A recent study published in The Lancet Infectious Diseases journal shows that mutated severe acute respiratory syndrome coronavirus 2 (SARS-CoV-2) strains with a substitution at position 501 might have circulated unnoticed even before the end of September 2020, when the rapid emergence of B.1.1.7 lineage (carrying the N501Y mutation) was initially reported.
On December 14 2020, the authorities of the United Kingdom reported to the World Health Organization (WHO) that a new variant of SARS-CoV-2, a causative agent of an ongoing coronavirus disease 2019 (COVID-19) pandemic, was identified through viral genomic sequencing.
This variant, often referred to as SARS-CoV-2 VUI 202012/01 (Variant Under Investigation, year 2020, month 12, variant 01), was shown to spread more readily between people, albeit there are no significant associations with symptom severity or vaccine efficacy.
In any case, manifold mutations in the viral spike glycoprotein are characteristic for this variant, with N501Y being a major concern as it involves one of the six key amino acid residues responsible for tight contact between SARS-CoV-2 receptor-binding domain (RBD) and angiotensin-converting enzyme 2 (ACE2) cellular receptor.
Consequently, a group of researchers, led by Dr. Simona Fiorentini from the Department of Molecular and Translational Medicine at the University of Brescia in Italy, conducted detailed metagenomic sequencing and bioinformatic analyses to take a deep look into Italian isolates.

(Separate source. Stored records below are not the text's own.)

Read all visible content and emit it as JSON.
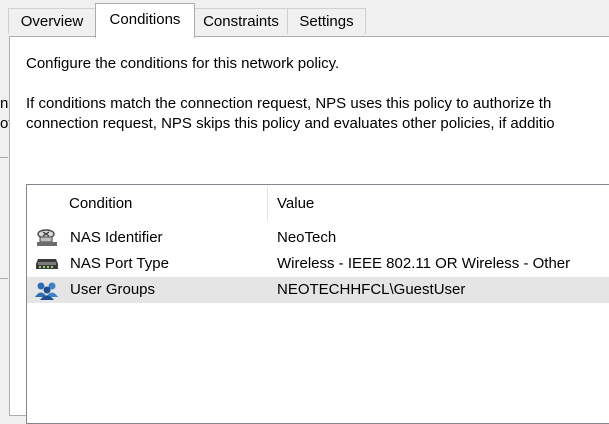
{
  "tabs": [
    {
      "label": "Overview"
    },
    {
      "label": "Conditions"
    },
    {
      "label": "Constraints"
    },
    {
      "label": "Settings"
    }
  ],
  "content": {
    "intro": "Configure the conditions for this network policy.",
    "description_line1": "If conditions match the connection request, NPS uses this policy to authorize th",
    "description_line2": "connection request, NPS skips this policy and evaluates other policies, if additio"
  },
  "left_stub": {
    "char1": "n",
    "char2": "ot"
  },
  "conditions_table": {
    "columns": [
      "Condition",
      "Value"
    ],
    "rows": [
      {
        "icon": "nas-identifier-icon",
        "condition": "NAS Identifier",
        "value": "NeoTech"
      },
      {
        "icon": "nas-port-type-icon",
        "condition": "NAS Port Type",
        "value": "Wireless - IEEE 802.11 OR Wireless - Other"
      },
      {
        "icon": "user-groups-icon",
        "condition": "User Groups",
        "value": "NEOTECHHFCL\\GuestUser"
      }
    ]
  }
}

Detailed genetic characterization
In November 2020, a 59-year-old male individual with a history of persistent SARS-CoV-2 infection underwent molecular testing. Upon laboratory confirmation of the infection, genetic characterization of viruses in November sample or MB61-Nov (but also previous sample from August 2020, known as MB61-Aug) was pursued by metagenomic sequencing.

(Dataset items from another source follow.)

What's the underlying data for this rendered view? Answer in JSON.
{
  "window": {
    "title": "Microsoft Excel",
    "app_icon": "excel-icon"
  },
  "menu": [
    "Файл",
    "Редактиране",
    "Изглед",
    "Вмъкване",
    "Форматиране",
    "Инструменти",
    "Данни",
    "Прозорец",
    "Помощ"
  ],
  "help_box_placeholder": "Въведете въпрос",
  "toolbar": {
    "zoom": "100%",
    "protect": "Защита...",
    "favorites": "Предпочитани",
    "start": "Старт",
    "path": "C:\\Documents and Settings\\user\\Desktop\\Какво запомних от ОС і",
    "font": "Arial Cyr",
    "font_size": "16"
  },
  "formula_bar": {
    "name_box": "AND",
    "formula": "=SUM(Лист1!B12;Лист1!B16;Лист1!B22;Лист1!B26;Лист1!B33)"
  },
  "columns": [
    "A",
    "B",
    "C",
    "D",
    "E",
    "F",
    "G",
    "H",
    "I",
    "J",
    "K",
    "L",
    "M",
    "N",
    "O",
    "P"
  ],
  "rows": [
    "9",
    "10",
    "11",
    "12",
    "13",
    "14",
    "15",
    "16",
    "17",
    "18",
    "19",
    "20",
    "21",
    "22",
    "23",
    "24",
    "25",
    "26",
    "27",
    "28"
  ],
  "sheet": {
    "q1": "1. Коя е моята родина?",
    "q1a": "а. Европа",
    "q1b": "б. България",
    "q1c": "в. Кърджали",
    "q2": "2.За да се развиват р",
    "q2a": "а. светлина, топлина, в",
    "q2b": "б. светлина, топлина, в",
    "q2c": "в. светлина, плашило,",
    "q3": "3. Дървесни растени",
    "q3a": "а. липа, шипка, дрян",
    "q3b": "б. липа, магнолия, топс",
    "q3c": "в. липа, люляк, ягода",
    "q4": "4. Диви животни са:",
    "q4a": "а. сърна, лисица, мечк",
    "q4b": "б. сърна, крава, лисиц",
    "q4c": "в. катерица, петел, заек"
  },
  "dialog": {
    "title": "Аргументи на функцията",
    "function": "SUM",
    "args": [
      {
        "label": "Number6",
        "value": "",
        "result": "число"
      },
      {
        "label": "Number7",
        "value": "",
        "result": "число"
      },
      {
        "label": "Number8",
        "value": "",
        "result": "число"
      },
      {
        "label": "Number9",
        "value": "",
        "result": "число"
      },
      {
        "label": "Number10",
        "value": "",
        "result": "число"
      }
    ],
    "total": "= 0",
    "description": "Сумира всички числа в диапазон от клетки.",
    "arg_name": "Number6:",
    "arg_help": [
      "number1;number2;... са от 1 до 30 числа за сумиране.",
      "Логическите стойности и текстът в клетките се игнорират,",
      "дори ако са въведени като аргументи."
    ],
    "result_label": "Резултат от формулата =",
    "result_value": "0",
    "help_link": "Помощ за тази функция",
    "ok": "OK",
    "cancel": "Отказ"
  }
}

Two complete obtained genomes were subsequently compared with full-length viral genomes freely available on the GISAID platform, which is an open-access source to genomic data of influenza and SARS-CoV-2 viruses.
Strains with the mutation N501Y in the spike RBD, which were recently characterized in Italy and the United Kingdom as incorporated to the quickly emerging B.1.1.7 lineage, were included in the analysis. Finally, sequence alignment and detailed editing was also done to obtain the full picture.

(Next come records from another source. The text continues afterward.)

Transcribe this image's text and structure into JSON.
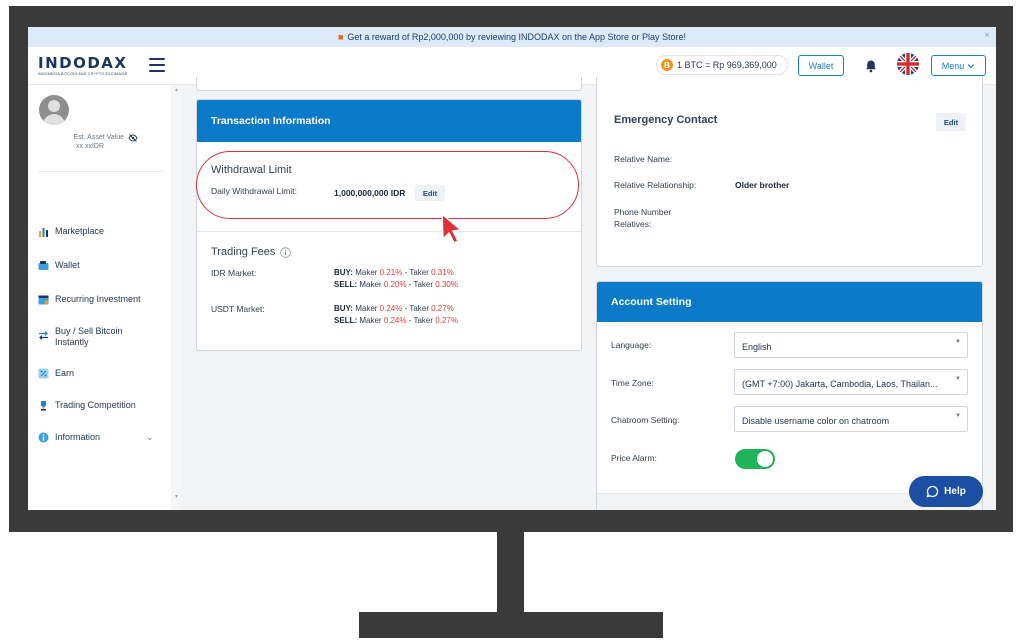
{
  "promo": {
    "text": "Get a reward of Rp2,000,000 by reviewing INDODAX on the App Store or Play Store!",
    "close": "×"
  },
  "header": {
    "logo": "INDODAX",
    "logo_tagline": "INDONESIA BITCOIN AND CRYPTO EXCHANGE",
    "btc_coin_symbol": "B",
    "btc_price": "1 BTC = Rp 969,369,000",
    "wallet_label": "Wallet",
    "menu_label": "Menu"
  },
  "sidebar": {
    "asset_label": "Est. Asset Value",
    "asset_value": "xx.xxIDR",
    "items": [
      {
        "label": "Marketplace",
        "icon": "chart-bar-icon"
      },
      {
        "label": "Wallet",
        "icon": "wallet-icon"
      },
      {
        "label": "Recurring Investment",
        "icon": "calendar-icon"
      },
      {
        "label": "Buy / Sell Bitcoin Instantly",
        "icon": "swap-icon"
      },
      {
        "label": "Earn",
        "icon": "percent-icon"
      },
      {
        "label": "Trading Competition",
        "icon": "trophy-icon"
      },
      {
        "label": "Information",
        "icon": "info-icon"
      }
    ]
  },
  "transaction": {
    "title": "Transaction Information",
    "withdrawal_title": "Withdrawal Limit",
    "daily_label": "Daily Withdrawal Limit:",
    "daily_value": "1,000,000,000 IDR",
    "edit_label": "Edit",
    "fees_title": "Trading Fees",
    "idr_label": "IDR Market:",
    "usdt_label": "USDT Market:",
    "buy": "BUY:",
    "sell": "SELL:",
    "maker": "Maker",
    "taker": "Taker",
    "idr_buy_maker": "0.21%",
    "idr_buy_taker": "0.31%",
    "idr_sell_maker": "0.20%",
    "idr_sell_taker": "0.30%",
    "usdt_buy_maker": "0.24%",
    "usdt_buy_taker": "0.27%",
    "usdt_sell_maker": "0.24%",
    "usdt_sell_taker": "0.27%"
  },
  "emergency": {
    "title": "Emergency Contact",
    "edit_label": "Edit",
    "relative_name_label": "Relative Name:",
    "relationship_label": "Relative Relationship:",
    "relationship_value": "Older brother",
    "phone_label": "Phone Number Relatives:"
  },
  "account": {
    "title": "Account Setting",
    "language_label": "Language:",
    "language_value": "English",
    "timezone_label": "Time Zone:",
    "timezone_value": "(GMT +7:00) Jakarta, Cambodia, Laos, Thailan...",
    "chatroom_label": "Chatroom Setting:",
    "chatroom_value": "Disable username color on chatroom",
    "price_alarm_label": "Price Alarm:",
    "price_alarm_on": true
  },
  "help_label": "Help",
  "colors": {
    "brand_blue": "#0b7bc9",
    "navy": "#1e3462",
    "highlight_red": "#e0303a",
    "toggle_green": "#1fb35a",
    "help_blue": "#1a4fa3"
  }
}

N501T variants present in early August
In short, bioinformatic analyses in this study revealed that the MB61-Aug SARS-CoV-2 isolate had amassed ten amino acid changes compared to early Italian isolates; in addition, three more had appeared along its evolution until the end of November 2020.
It has to be noted that the N501T substitution was found in both MB61-Aug and MB61-Nov SARS-CoV-2 isolates, pointing towards the conclusion that a mutation at the key amino acid residue 501 has already been spreading in Italy since August 2020.
Our time-scaled maximum likelihood tree suggests that these spike N501T variants emerged in early August in northern Italy, and therefore that SARS-CoV-2 strains harboring a substitution at position 501 might have circulated unnoticed even before the end of September 2020, when the rapidly emerging B.1.1.7 lineage (carrying the N501Y mutation) was first reported”, say study authors.
The need for a massive research effort
Recent discoveries regarding SARS-CoV-2 evolution, particularly within the RBD, warrant a massive scientific effort in order to pinpoint novel variants with the potential of increased viral spreading, but also with the propensity to show an evasive behavior to infection-derived or vaccine-induced neutralizing immunity.
This study is one step towards that direction, and it also compared Wuhan reference strain with both MB61 variants. The variants actually carried four mutations and one deletion in the spike glycoprotein – two of which were situated within the RBD.
Nonetheless, more complex and lengthy investigations that necessitate collaboration among different research groups will be needed in the future. In that regard, recently established WHO SARS-CoV-2 Virus Evolution Working Group is a way towards improved understanding of this timely issue.